See Liu Xiang fall in the hurdles and cringe. Then see Hungarian Balazs Baji raise his hand aloft and say: “I respect him. I’m really sorry. I didn’t say anything. I just couldn’t say anything.”

Then see Brit Andrew Turner, and Spaniard Jackson Quinonez carry Liu off the track, the former saying: “It was horrible to see him limp off like that, so I had to go and help him.” Then applaud.

Amid the clutter of languages at a Games, there’s still a single dialect among 205 nations. Sport itself. Greying rider and swimmer with braces speak it. We don’t. We don’t sacrifice, don’t hurt, don’t invest. For us it’s a distant spectacle, for them a personal connection. They exist to beat each other, but in this struggle there is often – not always – admiration.

British cycling rivals Victoria Pendleton and Australia’s Anna Meares train for each other, they drive each other, to be faster and to tears. And to the point where a reporter will foolishly ask Pendleton if Meares is a “cow”.

Here, in Pendleton’s London, she loses to Meares, she weeps, she embraces Meares. It is the worst possible end for her and yet the best possible reaction. And Meares will say: “Victoria showed great sportsmanship. It would have been very difficult to have been beaten in front of a home crowd. It showed the high-quality character that Victoria is.”

We like feistiness, we pump up the tribalism, we inflate rivalries. Some of it is fun and some of it puerile, but respect has its own shine. It is a code and it is worthy.
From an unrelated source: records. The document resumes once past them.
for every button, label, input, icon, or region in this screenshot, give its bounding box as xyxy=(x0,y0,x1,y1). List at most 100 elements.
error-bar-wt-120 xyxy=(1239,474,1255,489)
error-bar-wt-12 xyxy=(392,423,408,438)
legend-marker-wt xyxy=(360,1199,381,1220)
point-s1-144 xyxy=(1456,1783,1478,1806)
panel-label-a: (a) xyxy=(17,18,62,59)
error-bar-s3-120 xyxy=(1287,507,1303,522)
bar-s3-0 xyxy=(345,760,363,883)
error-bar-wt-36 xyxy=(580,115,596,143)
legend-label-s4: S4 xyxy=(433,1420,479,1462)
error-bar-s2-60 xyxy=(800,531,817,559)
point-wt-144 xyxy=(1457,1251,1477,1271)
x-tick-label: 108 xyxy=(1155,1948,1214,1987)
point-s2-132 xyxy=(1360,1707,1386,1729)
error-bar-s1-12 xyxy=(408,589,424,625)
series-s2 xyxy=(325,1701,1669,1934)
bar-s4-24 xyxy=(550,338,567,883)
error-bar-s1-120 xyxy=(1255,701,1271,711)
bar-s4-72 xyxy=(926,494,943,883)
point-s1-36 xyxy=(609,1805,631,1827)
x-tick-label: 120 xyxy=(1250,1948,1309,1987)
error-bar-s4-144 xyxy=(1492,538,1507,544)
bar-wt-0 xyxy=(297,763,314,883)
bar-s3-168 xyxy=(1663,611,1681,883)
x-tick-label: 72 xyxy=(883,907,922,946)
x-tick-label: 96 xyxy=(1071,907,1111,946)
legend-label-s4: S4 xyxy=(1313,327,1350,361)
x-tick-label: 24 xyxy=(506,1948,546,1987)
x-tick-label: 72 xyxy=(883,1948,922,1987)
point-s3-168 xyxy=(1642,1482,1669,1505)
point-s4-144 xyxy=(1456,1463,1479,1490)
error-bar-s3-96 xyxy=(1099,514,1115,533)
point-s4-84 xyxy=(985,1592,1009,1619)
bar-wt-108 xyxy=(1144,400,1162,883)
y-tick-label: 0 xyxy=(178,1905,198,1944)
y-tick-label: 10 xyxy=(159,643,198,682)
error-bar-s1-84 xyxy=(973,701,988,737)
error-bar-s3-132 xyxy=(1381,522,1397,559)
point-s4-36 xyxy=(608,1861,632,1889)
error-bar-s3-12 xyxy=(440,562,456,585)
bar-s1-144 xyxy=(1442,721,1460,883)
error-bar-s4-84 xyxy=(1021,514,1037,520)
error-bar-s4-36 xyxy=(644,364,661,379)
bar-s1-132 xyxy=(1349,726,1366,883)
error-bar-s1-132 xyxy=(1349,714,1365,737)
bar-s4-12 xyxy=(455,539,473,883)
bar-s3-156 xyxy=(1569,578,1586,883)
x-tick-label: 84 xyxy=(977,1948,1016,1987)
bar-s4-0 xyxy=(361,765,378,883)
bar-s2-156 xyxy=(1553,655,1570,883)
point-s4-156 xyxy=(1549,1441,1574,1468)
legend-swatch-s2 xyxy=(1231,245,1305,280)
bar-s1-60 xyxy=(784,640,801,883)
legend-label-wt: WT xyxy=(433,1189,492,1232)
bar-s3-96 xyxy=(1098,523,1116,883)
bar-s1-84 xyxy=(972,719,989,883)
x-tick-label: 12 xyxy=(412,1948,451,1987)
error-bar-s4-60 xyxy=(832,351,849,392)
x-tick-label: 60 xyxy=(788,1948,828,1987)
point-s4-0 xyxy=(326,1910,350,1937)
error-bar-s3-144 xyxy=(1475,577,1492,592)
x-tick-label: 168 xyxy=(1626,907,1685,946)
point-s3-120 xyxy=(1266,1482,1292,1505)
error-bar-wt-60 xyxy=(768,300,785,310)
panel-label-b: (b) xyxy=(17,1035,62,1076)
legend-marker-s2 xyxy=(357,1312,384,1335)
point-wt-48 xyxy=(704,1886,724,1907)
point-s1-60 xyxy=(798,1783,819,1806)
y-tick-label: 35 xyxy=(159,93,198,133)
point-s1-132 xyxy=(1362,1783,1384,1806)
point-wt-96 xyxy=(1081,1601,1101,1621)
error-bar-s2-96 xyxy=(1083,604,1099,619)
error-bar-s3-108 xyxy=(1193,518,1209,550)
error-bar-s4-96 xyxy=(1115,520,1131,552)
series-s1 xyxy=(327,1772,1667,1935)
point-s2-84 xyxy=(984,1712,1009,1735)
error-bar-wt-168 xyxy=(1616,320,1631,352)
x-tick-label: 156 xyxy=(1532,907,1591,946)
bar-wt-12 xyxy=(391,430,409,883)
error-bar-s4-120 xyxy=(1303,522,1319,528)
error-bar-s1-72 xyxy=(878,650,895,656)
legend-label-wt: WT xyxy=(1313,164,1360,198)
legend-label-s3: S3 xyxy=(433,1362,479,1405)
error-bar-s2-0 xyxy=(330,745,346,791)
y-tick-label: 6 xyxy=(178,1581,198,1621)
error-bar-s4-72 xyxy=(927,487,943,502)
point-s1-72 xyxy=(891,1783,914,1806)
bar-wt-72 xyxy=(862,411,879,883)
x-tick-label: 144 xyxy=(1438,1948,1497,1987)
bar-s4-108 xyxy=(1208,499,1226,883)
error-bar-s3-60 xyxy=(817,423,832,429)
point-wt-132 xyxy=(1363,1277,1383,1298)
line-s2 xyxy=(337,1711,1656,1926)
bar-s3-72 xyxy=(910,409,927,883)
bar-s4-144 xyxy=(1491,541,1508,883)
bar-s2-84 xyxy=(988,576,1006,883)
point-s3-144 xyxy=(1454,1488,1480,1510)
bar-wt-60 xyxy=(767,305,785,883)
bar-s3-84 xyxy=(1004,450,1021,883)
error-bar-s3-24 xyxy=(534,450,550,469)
So losers have reached across lane markers in pools to kiss victors and winners have offered dignity to the defeated. When Lin Dan won badminton gold, he tweeted: “Without Lee Chong Wei, there would have been no Lin Dan.” It is sweet and it is true.

These are imperfect men, not some pillars of piety. Mahiedine Mekhissi-Benabbad of France pushed a 14-year-old girl in a mascot’s uniform earlier this year. Kenyan Ezekiel Kemboi faces trial for allegedly stabbing a woman.

Yet after the 3,000m steeplechase final, the Frenchman with silver will carry the Kenyan with gold in his arms and say: “It is a good-natured and fair war between us, I congratulate him, he is a great champion.” For this moment, he finds his best self.

The Olympics is fake war and it is why the gesture is necessary as confirmation of it. It does not always come, for bitterness lingers and insinuation arrives like a sneer. Ye Shiwen, the Chinese swimmer, has tasted it and US hurdling medallists have resented the celebrity-fication of Lolo Jones who won nothing. In sailing, accusations of gamesmanship broke like a small wave and in judo not every opponent is ready for a hug.

Table tennis simply needs to reimagine its post-match code. Players often acknowledge the umpire first before limply touching palms with a rival. It does not imply disrespect, yet it pales in front of Juan Martin del Potro, defeated after 4hr 26min and then leaning on Roger Federer’s shoulder and weeping.

Said Federer, perfectly catching the ethos of athletes in competition: “I felt for him in a big way because I’ve been there as well.” Everyone knows the taste of losing. An athlete may be superior in London, but tomorrow is always different. It is what binds them.

Athletes come to this Games to win. It is their job, their living, their dream. Ferocity is part of the process, psychology is their weapon. They desire gold, not the Pierre de Coubertin medal for sportsmanship, yet they also recognise each other’s aspirations.

When Kirani James finished his 400m semi-final with Oscar Pistorius, he asked for his race bib. Pistorius was not a challenge to him, but in a time of questioning over the legality of Pistorius’ blades, the gesture was meaningful.

Said James: “Oscar should be a huge inspiration, whether you’re a track athlete or a normal person. You can be somebody no matter what kind of disability you have.”

James was reaching out and he wasn’t alone. And when athletes do this, amid the tension, in a pursuit which is selfish by definition, they give us something precious. They remind us spirit is not just an idea, it is a living thing.